Example (Concurrent Bash Polling):

#!/bin/bash
#SBATCH --nodes=1
#SBATCH --ntasks=1
#SBATCH --time=00:20:00
#SBATCH --output=job_%j.out

# Ensure propagation of termination signals to background telemetry processes
trap 'kill -TERM $APP_PID $HOST_PROF_PID $GPU_PROF_PID 2>/dev/null; wait $APP_PID' TERM INT

# 1. Execute primary workload in the background
./my_application &
APP_PID=$!

# 2. Execute host-level telemetry (CPU, Memory, I/O)
# -h: Horizontal formatting for automated parsing
# 5: Polling interval (seconds)
pidstat -p $APP_PID -u -r -d -h 5 > "host_telemetry_${SLURM_JOB_ID}.log" &
HOST_PROF_PID=$!

# 3. Execute hardware-level telemetry (GPU)
# --format=csv: Enforces structured data output
# -l 5: Polling interval (seconds)
nvidia-smi --query-gpu=timestamp,index,utilization.gpu,utilization.memory,memory.used,power.draw \
           --format=csv -l 5 > "gpu_telemetry_${SLURM_JOB_ID}.csv" &
GPU_PROF_PID=$!

# Suspend script execution until the primary workload terminates natively
wait $APP_PID

# Clean termination of isolated polling loops
kill -TERM $HOST_PROF_PID $GPU_PROF_PID 2>/dev/null

👷 Practical Part 👷#

The theoretical understanding of profiling tools is solidified through empirical testing across different hardware architectures.

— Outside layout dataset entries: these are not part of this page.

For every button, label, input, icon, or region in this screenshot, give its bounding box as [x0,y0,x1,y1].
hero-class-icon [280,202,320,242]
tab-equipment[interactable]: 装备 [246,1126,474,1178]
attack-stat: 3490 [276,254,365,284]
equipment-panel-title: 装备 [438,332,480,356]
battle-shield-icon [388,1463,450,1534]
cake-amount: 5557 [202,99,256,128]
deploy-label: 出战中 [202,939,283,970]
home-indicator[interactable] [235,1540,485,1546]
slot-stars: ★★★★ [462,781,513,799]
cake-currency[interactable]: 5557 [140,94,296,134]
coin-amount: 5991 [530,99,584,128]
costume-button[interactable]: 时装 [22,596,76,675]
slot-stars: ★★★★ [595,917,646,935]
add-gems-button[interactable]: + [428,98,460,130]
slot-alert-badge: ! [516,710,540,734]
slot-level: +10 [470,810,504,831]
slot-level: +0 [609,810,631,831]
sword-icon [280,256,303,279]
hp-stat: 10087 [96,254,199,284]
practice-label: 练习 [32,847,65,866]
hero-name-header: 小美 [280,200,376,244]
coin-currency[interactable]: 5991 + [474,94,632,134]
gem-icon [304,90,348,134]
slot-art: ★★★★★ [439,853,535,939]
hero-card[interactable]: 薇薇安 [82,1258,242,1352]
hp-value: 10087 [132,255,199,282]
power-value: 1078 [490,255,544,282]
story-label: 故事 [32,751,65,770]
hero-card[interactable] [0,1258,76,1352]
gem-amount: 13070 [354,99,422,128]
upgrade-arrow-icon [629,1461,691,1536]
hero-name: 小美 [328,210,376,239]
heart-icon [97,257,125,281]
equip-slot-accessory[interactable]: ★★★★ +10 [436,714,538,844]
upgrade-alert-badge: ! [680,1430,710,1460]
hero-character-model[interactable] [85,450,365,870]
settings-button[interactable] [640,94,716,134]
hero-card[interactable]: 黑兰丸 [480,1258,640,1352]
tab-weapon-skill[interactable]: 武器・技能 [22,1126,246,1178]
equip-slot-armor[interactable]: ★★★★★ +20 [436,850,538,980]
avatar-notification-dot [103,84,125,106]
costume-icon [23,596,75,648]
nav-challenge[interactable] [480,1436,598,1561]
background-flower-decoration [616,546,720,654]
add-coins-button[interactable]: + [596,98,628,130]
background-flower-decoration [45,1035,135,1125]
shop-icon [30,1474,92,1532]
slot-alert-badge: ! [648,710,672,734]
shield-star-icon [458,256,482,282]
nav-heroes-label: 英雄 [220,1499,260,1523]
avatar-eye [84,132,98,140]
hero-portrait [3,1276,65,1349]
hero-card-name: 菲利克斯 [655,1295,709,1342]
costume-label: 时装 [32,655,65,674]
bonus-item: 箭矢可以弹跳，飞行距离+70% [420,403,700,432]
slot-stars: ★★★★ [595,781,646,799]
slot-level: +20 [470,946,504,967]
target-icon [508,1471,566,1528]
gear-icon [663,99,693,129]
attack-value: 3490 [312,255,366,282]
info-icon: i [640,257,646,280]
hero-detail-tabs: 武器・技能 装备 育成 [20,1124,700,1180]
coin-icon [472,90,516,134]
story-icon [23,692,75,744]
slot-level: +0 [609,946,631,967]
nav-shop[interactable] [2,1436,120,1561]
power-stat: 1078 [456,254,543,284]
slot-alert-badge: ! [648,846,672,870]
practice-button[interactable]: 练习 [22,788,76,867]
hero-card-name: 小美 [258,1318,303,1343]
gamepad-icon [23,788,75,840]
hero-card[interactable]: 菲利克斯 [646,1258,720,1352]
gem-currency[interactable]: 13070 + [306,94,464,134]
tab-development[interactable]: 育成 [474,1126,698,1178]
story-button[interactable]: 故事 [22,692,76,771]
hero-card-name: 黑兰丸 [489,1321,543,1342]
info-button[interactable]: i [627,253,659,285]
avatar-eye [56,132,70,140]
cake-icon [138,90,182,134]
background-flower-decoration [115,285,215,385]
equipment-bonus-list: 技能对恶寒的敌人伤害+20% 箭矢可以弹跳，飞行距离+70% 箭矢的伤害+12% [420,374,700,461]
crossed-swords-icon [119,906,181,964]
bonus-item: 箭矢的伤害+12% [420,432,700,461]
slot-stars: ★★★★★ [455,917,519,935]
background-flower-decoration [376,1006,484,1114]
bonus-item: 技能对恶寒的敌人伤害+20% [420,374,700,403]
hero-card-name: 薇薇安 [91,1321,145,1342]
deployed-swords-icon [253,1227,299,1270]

The following exercises isolate specific storage tiers to measure their distinct latency and throughput characteristics.

Local vs. Cloud VM#

Evaluate the performance discrepancy between a locally attached block storage device and network-attached object storage from the perspective of an isolated virtual machine.

Use fio to evaluate the read/write performance discrepancy between a locally attached block storage device and network-attached block storage on a virtual machine.

Check the discrepancy between volatile temporal storage (typically /tmp/) and non-volatile temporal storage (typically /var/tmp/).

Use df to check the type of temporal storage.
Use fio to perform a read/write profiling.

fio overwrites!

fio will attempt to overwrite the provided destination!

HPC Cluster (Shared Filesystem)#

Avoid performing benchmark tests

Benchmarking a shared filesystem is almost never a good idea! You will be a very noisy neighbour!